Ga direct naar de inhoud Ga direct naar de footer

Vervallen V&A 08-060 Toegestane overschrijding van de 100%-grens door onderlinge ruil van pensioensoorten d.d. 110209

Belangrijk!  Vervallen

Deze versie van het Vraag & Antwoord is vervangen door Vraag & Antwoord 08-060 d.d. 6 januari 2016.

Vraag

In artikel 18d, eerste lid, onderdeel d, van de Wet LB wordt voor het ouderdoms-, partner- en wezenpensioen overschrijding toegestaan van de maxima van de artikelen 18a, 18b en 18c van de Wet LB, indien dit het gevolg is van een gehele of gedeeltelijke onderlinge ruil van pensioensoorten.

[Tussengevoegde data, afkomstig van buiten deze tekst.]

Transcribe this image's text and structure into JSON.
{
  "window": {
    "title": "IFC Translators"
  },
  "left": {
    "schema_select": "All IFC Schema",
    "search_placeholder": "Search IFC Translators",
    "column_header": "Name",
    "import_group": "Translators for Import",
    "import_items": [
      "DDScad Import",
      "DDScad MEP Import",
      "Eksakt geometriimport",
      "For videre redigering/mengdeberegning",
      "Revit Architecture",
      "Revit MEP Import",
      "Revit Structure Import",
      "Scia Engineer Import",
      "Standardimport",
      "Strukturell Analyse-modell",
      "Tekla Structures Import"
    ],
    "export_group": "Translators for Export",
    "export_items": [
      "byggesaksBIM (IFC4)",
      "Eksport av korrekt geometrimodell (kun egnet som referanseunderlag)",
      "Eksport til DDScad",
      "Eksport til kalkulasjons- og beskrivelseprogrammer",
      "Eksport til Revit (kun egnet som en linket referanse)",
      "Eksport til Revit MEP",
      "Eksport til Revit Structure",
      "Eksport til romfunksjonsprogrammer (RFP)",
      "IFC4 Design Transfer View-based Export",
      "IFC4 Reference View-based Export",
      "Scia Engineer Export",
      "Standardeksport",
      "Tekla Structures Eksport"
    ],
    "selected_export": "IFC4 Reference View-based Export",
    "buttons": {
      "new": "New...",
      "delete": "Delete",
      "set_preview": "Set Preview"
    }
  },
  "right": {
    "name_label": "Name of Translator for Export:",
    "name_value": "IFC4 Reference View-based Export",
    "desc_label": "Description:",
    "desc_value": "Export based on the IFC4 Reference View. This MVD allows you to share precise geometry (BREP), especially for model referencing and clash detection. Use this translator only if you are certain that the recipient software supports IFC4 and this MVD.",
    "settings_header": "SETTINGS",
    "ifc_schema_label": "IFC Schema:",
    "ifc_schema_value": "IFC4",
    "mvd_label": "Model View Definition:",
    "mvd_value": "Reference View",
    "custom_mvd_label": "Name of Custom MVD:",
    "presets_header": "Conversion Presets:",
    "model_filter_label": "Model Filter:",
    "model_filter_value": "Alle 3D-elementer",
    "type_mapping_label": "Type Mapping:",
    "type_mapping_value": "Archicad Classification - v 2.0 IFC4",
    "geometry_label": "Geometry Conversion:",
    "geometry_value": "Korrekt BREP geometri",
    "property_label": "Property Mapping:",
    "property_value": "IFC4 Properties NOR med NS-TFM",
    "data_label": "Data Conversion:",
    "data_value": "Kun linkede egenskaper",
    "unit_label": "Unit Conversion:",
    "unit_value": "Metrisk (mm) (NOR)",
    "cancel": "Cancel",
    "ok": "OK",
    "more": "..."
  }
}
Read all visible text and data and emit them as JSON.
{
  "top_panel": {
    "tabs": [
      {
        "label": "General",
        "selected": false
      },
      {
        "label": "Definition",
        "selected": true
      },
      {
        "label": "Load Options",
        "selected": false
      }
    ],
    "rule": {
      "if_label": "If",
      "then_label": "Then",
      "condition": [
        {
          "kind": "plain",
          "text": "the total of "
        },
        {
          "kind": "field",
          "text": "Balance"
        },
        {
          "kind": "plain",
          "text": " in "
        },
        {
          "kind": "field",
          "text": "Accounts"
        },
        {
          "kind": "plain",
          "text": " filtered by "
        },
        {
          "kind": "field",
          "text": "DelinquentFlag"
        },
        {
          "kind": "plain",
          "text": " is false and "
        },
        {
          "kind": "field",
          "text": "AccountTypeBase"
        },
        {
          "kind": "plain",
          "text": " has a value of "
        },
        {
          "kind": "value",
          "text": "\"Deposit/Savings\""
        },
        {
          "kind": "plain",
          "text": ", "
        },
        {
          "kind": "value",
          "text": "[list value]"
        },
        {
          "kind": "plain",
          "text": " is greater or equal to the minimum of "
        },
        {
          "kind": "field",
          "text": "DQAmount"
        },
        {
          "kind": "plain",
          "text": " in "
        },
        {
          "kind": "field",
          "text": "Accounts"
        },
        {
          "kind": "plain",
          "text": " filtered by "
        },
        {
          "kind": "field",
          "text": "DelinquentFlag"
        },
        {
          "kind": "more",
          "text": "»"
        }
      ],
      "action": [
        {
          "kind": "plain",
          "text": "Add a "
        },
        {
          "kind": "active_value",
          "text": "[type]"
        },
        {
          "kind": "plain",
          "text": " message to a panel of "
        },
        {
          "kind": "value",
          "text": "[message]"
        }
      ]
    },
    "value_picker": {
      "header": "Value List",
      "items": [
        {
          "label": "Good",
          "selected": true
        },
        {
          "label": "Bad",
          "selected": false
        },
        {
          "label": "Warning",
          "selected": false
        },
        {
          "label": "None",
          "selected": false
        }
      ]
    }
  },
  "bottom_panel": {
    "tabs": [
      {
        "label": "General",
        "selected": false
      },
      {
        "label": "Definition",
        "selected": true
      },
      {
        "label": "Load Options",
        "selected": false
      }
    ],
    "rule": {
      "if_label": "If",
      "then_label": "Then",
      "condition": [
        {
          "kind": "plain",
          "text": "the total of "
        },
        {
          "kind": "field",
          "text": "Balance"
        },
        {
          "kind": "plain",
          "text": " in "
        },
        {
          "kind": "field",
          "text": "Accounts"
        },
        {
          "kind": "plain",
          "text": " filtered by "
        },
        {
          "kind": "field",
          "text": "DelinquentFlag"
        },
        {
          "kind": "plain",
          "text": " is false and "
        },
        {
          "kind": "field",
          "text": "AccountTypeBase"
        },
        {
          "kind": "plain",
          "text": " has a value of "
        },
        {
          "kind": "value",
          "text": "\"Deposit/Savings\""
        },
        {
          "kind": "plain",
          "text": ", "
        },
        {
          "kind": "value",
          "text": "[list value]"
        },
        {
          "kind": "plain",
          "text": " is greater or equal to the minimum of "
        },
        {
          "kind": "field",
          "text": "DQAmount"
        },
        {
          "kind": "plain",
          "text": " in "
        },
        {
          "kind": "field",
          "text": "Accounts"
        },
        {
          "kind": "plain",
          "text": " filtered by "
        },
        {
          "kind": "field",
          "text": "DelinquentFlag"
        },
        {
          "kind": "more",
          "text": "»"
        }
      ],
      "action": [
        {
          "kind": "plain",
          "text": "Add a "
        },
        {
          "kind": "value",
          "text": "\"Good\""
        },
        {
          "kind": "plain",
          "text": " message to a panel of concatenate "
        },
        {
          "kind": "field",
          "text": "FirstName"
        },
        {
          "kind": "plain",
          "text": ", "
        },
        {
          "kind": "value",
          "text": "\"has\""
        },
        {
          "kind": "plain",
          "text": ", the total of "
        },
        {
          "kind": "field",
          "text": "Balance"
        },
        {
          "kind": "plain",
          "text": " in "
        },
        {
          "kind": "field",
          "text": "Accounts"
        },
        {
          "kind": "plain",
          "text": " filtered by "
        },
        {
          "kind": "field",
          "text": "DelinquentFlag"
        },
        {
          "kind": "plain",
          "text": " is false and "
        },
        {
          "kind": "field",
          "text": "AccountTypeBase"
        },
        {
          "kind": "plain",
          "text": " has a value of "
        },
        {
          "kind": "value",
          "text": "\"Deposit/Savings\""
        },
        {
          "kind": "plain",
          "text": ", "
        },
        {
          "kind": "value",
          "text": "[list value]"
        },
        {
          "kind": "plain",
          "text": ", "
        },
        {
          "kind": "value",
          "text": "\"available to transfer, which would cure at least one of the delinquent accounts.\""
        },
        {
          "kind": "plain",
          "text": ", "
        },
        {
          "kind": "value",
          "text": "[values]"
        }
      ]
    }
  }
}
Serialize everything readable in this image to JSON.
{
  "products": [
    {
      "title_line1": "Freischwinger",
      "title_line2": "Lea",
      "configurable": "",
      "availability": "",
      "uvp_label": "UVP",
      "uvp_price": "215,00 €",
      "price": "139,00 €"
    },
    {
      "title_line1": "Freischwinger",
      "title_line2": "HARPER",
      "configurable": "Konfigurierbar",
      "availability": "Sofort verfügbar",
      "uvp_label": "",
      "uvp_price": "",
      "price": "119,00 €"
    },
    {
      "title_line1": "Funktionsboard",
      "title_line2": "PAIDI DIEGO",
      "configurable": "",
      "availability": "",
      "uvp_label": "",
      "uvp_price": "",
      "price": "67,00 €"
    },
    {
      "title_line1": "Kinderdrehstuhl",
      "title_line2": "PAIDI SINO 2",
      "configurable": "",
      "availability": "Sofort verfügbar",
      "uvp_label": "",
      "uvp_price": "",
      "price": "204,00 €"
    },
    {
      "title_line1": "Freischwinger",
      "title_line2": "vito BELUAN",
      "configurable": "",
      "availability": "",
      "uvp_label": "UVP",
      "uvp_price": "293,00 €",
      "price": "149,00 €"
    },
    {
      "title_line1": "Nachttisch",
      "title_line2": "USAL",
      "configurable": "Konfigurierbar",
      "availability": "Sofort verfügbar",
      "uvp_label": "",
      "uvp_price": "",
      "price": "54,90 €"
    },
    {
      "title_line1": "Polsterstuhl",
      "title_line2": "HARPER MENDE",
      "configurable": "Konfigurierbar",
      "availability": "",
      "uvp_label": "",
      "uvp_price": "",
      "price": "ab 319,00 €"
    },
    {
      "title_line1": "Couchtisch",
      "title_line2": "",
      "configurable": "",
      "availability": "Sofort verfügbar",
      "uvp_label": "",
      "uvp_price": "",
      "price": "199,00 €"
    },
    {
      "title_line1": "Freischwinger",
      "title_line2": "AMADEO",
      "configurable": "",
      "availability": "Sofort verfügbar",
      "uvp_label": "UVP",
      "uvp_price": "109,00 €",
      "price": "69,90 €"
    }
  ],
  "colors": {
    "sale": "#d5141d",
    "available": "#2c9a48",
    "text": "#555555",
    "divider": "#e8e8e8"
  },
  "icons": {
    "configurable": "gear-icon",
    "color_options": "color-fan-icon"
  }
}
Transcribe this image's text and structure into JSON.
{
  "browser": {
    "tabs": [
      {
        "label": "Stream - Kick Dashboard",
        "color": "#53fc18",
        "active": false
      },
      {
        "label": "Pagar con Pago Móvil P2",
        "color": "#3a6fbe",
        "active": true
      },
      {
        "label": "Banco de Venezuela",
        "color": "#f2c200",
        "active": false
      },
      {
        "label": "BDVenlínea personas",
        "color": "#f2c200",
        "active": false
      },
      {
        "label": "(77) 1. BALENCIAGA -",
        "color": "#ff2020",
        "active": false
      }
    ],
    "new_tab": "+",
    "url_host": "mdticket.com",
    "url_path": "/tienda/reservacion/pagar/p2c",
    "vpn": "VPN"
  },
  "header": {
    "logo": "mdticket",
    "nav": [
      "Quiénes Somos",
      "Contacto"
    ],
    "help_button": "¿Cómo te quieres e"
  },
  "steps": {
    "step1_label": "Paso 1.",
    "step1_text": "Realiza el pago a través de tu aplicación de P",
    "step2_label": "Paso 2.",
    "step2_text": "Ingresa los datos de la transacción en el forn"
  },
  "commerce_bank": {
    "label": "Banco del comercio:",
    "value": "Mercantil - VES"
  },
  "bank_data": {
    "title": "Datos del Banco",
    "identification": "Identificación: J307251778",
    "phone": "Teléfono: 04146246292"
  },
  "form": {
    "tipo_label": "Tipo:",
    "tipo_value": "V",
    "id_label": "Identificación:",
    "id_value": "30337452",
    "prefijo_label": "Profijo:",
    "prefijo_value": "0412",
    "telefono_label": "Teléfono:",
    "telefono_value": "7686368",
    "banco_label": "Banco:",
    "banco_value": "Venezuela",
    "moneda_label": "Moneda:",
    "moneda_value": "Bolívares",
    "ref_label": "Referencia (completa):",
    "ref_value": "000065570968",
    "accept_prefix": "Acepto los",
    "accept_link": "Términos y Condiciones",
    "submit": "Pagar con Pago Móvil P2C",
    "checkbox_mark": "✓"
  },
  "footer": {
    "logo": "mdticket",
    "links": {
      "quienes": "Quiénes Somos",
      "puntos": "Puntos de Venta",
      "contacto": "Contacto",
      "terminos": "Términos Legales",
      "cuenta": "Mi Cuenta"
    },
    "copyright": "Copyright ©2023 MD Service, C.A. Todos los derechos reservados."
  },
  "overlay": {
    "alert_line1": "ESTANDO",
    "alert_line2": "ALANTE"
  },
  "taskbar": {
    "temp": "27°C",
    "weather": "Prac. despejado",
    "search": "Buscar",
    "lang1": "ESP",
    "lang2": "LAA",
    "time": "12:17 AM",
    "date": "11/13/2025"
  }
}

Geeft artikel 18d, eerste lid, onderdeel d, van de Wet LB een limitatieve opsomming van de toegestane ruilmogelijkheden?

Antwoord

Nee, de mogelijkheden en onmogelijkheden van onderlinge ruil van pensioensoorten worden in eerste instantie bepaald door de inhoud van de pensioenregeling. De in de pensioenregeling aangeboden ruilmogelijkheden hoeven zich dus niet te beperken tot de pensioensoorten genoemd in artikel 18d, eerste lid, onderdeel d, van de Wet LB. Zo kunnen opgebouwde rechten uit een overbruggingspensioen worden uitgeruild tegen hogere rechten op ouderdoms-, partner- of wezenpensioen. Dergelijke, niet in artikel 18d, eerste lid, onderdeel d, van de Wet LB genoemde vormen van ruil dienen wel te voldoen aan de volgende voorwaarden:

  • De pensioenen blijven na de ruil binnen de grenzen van de artikelen 18a, 18b, 18c, 18e (tekst 2004) en 38a (tekst 2004) van de Wet LB.
  • Rechten die zijn gebaseerd op gestorte (risico)premies voor het verzekeren van het verschil tussen het opgebouwde partnerpensioen en het bereikbare partnerpensioen kunnen niet worden geruild voor hogere pensioenrechten met een opbouwkarakter. Hetzelfde geldt voor rechten die voortvloeien uit gestorte premies voor pensioenen met een risicokarakter zoals het nabestaandenoverbruggingspensioen en het arbeidsongeschiktheidspensioen. Zie ook Vraag en Antwoord 08-067.
  • De ruil moet blijven binnen de grenzen van artikel 18d, tweede lid, van de Wet LB.
  • Ruil kan niet meer plaatsvinden nadat één van de daarbij betrokken pensioenen is ingegaan.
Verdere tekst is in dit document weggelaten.